Post-Traumatic Stress Disorder
Despite the immense number of casualties, the Korean War remains relatively absent from most accounts of mental health and war trauma. Ignorance at home contributed to widespread misunderstanding of veterans´ condition, and they were often deprived of the public space in which to grieve, as well as the emotional support and understanding they sorely needed. Home mainly focuses on Frank Money´s inability to transition from the war to the racially divided US. He has seen both of his friends die during the war and has himself committed a horrible crime. Confined in a “nuthouse” after police pick him after a violent blackout, he only remembers “the free-floating rage, the self-loathing disguised as somebody else’s fault.” Frank continues to struggle with what we now recognize as Post-traumatic Stress Disorder (PTSD), and through Frank, Morrison directs attention to a great number of veterans who did not receive the treatment they needed, a global problem that sadly persists today. PTSD has finally gained recognition in the US, but about 20 American veterans still kill themselves every day.
Children in War
As mentioned, Frank and his fellow soldiers are not the only ones who suffered from the war. Frank, in a moment of guilt and panic, shoots a young Korean girl offering sexual favors for rotten food. While this event speaks to the larger issues of war crimes, it also directly depicts the reality that children are especially vulnerable in times and places of combat. UNICEF reports a three-fold rise in attacks on children in conflict zones since 2010. Around 30 million children remain displaced due to conflict. Life-threatening hunger in war zones, which motivates the girl, now threatens 4.5 million children under the age of 5.

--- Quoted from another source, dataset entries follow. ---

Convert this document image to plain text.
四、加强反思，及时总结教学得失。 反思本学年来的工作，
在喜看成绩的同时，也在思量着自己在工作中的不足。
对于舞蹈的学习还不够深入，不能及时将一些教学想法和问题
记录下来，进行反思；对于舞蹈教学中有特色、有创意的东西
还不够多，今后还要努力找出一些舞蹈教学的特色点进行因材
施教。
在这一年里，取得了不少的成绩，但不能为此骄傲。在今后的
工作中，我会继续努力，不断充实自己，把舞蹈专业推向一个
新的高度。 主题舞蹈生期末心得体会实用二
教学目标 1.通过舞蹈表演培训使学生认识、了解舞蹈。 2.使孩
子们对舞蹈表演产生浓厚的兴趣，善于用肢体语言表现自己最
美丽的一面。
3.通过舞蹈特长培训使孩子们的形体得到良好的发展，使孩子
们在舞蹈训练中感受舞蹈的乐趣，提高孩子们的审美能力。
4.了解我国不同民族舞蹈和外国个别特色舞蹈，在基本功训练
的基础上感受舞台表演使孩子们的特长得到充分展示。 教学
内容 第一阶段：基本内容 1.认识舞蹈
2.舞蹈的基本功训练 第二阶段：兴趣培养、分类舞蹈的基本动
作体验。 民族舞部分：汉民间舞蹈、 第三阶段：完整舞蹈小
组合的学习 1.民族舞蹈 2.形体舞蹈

Frank and Cee endure systematic racism, ranging from denied access to public places, to Cee being taken advantage of while in a position of financial and emotional vulnerability. Systematic racism continues to produce inequalities in homeownership and segregated communities. Police disproportionately kill black people. While only 13% of the US population is black, 28% of people killed by police are black, even though they are less likely to be armed. Bias in healthcare algorithms and race-based inequalities in health-care access continue to make black patients more vulnerable.